J’essaierai ensuite de caractériser le moment diplomatique dans lequel nous nous trouvons et de commenter l’annonce du Gouvernement américain, vendredi dernier, qui envisage de se dégager du contrôle de l’ICANN.
Je tenterai enfin d’esquisser un chemin pour aller vers la mise en place d’une gouvernance multilatérale de l’ICANN…
Quels sont les principes directeurs ? L’Internet a pris une place telle dans nos sociétés qu’il est devenu un enjeu majeur des relations internationales. Il existe une tension entre un réseau conçu techniquement comme sans frontière, et un système qui repose sur la souveraineté d’États disposant de juridictions géographiquement définies. L’idée de certains pionniers selon laquelle l’Internet pourrait bénéficier d’un régime d’exemption, qu’il serait hors le monde et pourrait se développer à côté du monde réel et s’en isoler, a perdu de plus en plus de validité avec l’intrication du monde réel et du monde virtuel, bien plus encore si l’on pense à l’émergence de l’Internet des objets.
L’Internet est donc rattrapé par les règles des États et par les règles territorialisées, les États souhaitant y rétablir leur souveraineté. Cette question est légitime. J’essaye cependant de faire valoir que les États démocratiques devraient s’imposer une forme de retenue. L’exigence de souveraineté doit être conciliée avec d’autres exigences, d’autres impératifs, notamment pour préserver le caractère mondial et universel de l’Internet, ainsi que certaines de ses propriétés les plus précieuses.
Le 2 septembre 1969, des scientifiques, en Californie, relient deux ordinateurs entre eux, au moyen d’un câble d’environ cinq mètres. En 1975, on dénombrait aux États-Unis 200 000 ordinateurs, 25 millions en 1985, 90 millions en 1995, 225 millions en 2005. On en compte 1,4 milliards aujourd’hui, auxquels il faut ajouter 400 millions de tablettes et 1,6 milliard de Smartphones, tous majoritairement connectés à l’Internet. Il s’agit d’un véritable changement d’échelle.

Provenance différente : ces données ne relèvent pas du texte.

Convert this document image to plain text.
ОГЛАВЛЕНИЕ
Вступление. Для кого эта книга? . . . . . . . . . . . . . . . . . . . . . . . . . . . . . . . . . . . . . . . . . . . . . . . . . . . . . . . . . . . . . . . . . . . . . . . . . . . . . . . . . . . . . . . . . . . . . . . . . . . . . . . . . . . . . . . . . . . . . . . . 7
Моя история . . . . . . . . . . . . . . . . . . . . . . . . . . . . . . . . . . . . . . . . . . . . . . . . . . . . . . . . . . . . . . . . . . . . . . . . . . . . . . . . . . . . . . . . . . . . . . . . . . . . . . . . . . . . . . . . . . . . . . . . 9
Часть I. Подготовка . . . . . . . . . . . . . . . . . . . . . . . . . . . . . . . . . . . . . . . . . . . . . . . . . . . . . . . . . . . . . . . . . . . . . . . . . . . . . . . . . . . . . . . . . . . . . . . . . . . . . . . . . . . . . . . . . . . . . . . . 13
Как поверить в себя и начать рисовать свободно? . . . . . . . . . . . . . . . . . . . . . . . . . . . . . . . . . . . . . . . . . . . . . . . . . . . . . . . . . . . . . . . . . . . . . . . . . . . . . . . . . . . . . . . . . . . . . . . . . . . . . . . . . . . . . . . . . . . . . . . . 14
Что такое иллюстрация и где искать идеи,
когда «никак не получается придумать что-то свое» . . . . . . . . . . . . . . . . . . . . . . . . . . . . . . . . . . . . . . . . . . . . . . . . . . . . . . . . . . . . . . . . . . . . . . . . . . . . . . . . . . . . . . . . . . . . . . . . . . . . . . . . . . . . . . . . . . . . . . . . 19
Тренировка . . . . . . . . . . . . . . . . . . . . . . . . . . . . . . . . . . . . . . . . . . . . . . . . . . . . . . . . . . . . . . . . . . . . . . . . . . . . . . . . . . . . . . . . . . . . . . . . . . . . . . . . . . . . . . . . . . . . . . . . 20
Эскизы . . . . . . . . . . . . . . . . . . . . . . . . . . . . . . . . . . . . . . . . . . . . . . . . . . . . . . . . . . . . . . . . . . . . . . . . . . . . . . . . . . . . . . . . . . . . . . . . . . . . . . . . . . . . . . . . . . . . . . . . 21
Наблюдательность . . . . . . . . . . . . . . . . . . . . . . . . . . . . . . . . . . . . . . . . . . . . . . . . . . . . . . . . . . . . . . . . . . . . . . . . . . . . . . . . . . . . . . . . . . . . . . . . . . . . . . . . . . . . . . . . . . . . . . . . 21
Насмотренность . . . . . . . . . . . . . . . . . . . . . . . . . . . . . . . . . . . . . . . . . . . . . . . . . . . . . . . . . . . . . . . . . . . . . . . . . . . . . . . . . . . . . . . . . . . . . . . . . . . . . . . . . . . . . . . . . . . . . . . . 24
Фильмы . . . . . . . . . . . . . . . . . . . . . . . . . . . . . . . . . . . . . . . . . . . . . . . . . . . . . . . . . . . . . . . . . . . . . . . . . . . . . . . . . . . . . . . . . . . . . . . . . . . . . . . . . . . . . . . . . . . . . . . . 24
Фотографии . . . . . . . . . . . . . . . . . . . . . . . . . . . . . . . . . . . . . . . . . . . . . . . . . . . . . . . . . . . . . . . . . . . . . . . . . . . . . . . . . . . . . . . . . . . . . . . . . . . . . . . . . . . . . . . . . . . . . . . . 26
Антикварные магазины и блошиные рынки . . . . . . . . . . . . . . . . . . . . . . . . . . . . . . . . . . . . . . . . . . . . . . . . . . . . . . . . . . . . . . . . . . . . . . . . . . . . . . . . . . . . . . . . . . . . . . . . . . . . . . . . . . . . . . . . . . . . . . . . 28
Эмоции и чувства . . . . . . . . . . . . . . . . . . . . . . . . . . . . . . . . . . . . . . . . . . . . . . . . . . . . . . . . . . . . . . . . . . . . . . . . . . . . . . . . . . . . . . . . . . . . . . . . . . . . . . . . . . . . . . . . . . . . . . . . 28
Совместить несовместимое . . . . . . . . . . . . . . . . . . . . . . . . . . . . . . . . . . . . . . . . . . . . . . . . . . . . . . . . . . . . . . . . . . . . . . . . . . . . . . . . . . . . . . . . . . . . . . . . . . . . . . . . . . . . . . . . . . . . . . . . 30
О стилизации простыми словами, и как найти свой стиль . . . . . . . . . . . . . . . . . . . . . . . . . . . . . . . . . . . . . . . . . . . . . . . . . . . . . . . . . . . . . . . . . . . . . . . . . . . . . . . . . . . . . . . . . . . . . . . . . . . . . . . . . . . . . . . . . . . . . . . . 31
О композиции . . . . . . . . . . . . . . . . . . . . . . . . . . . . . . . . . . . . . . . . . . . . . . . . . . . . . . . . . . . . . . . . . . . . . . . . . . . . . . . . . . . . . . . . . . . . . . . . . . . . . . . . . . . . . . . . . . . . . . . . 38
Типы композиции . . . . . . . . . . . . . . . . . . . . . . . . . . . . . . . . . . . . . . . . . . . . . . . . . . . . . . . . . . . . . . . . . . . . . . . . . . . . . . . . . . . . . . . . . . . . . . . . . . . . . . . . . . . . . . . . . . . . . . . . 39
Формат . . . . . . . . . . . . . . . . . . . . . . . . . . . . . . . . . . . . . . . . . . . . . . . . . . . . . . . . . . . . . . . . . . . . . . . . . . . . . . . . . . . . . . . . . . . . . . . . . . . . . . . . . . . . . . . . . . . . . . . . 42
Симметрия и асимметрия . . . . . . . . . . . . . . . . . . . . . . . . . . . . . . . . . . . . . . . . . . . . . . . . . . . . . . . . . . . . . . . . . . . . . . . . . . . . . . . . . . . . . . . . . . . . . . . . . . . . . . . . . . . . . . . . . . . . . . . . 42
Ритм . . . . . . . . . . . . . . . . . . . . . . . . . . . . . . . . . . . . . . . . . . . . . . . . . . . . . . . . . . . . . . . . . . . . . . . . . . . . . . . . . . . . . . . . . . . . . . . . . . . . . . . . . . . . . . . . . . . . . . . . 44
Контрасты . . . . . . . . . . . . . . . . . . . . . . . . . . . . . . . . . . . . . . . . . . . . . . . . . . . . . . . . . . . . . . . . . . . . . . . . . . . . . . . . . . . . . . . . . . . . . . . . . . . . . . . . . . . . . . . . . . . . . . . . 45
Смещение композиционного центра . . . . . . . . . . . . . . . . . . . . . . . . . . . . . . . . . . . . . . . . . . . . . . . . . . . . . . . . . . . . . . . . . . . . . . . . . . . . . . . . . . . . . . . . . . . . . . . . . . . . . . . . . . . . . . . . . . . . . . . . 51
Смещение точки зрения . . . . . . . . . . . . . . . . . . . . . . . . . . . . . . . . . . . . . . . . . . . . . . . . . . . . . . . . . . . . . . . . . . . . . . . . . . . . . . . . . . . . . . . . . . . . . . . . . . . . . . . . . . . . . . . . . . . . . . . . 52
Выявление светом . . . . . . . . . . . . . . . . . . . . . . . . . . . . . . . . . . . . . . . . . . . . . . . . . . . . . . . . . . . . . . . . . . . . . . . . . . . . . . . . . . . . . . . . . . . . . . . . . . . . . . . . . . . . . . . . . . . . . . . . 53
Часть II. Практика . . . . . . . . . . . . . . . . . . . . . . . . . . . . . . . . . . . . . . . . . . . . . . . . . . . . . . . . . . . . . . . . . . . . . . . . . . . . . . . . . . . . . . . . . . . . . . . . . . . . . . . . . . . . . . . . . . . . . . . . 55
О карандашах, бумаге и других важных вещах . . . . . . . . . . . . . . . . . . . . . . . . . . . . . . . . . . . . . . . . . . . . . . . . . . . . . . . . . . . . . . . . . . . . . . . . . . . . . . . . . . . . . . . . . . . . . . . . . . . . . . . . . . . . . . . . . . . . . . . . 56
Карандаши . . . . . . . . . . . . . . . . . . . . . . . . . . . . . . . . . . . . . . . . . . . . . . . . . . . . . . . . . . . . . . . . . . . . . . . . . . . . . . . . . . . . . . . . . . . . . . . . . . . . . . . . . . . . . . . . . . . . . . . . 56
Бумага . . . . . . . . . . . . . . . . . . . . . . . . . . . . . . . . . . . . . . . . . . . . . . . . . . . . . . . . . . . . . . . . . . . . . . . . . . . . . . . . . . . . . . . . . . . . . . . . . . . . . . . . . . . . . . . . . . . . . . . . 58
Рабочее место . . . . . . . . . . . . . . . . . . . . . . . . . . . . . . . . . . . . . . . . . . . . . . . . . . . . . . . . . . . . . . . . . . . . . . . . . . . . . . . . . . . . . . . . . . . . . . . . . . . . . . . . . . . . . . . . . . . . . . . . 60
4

Pendant des années, l’Internet s’est développé sans le concours de l’industrie des télécommunications, celle-ci le regardant avec méfiance, le considérant comme un réseau bizarre, sans centre. L’Internet a prospéré sans l’industrie des systèmes d’exploitation, et sans les constructeurs d’ordinateurs personnels, qui ont longtemps refusé d’intégrer des modems à leurs ordinateurs.
Si l’Internet s’est répandu sans le concours des industries, c’est qu’il devait avoir des propriétés particulières. En un sens, comme l’a expliqué un expert en sécurité reconnu, Bruce Schneier, l’histoire de l’Internet est un accident fortuit, résultant d’un désintérêt commercial initial des entreprises, d’une négligence des gouvernements et de l’inclinaison des ingénieurs à construire des systèmes ouverts, simples et faciles.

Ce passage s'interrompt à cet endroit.